The old milongueros didn’t say only “la baila,” as in “dance her;” they also said “la lleva como dormida”: “carry her as if she were asleep.” I had been letting myself be danced como dormida, letting the leader carry me instead of moving on my own. But Marty didn’t want a sleepwalker; he wanted a practice partner. So he swung me out—arms’ length—and made me open up. This new technique required a different kind of standing on two feet: self-sufficient and unwavering. Learning to own the movement rather than let myself be swept along. I remembered exercises I’d glossed over from Mariela’s classes with a pang of recognition, and started running through a checklist for my dancing posture like the guidelines of a golf swing. I felt first for my foot placement, pressing each of three points into the ground—metatarsal, metatarsal, heel. In each step, I collected at my ankles, making a tidy passing V. I honored the lanes and tracks of legs, careful to space my feet at distances and angles that would align our movements in the proper, pleasing triangles. I used my heel—for power and control. And I listened for the lead, as carefully as if I’d had my eyes closed and the lead were Braille. With my eyes open, heeding my own unaided axis, I found I listened even harder. Each weight transfer from foot to foot was a buoy in the blind channel through my leader’s mind—a way of understanding, without speaking, how I needed to move next. I began to claim my balance everywhere I could. Active in my every muscle in the dance.
We tested my progress by dancing extra-slow. In open, this felt almost clinical. Where before, following had been pure obliterative reverie, now it was a strange cooperative construction. You carry this board over here; I’ll bring the nails. Here’s the hammer; I’ll duck while you swing. When we came to joints in the dance that were particularly insecure—the mid-steps of the turn, the landing after a sacada—we’d stop entirely, to see if I would waver or hold strong. The technique got more complicated, but so did the concept of connection. The push and pull and give and take, feeling the whole of someone else’s body working through the pressure of the palms. There was elasticity between the lead and follow that I hadn’t understood. Tango nuevo, I realized, just refers to everything that has happened in the dance since 1983. The term does not describe a style.
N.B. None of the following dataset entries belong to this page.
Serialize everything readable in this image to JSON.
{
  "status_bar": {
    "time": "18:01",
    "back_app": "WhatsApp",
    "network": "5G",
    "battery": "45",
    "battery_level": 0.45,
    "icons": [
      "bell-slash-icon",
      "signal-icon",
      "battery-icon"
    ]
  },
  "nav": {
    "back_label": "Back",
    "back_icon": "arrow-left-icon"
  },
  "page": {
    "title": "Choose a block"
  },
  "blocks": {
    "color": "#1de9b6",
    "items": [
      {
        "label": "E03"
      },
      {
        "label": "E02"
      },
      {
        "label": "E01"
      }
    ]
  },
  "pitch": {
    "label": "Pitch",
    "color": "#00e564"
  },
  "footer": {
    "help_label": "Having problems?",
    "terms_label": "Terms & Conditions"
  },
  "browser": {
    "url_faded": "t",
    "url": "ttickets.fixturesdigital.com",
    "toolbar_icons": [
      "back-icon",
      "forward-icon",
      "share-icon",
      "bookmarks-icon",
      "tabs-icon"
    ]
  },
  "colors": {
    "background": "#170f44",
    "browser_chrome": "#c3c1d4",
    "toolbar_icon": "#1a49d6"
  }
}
Just one more era in the evolution of an art that feeds on innovation—challenge, originality, one-upmanship—and has done since its earliest days. In the 1940s it was Petróleo and El Negro Lavandina who “rethought” the dance—inventing steps, refining others, even stealing the enrosque from ballet’s pirouette. A banker and a bricklayer had forever changed the face of tango. Now it was Gustavo’s turn.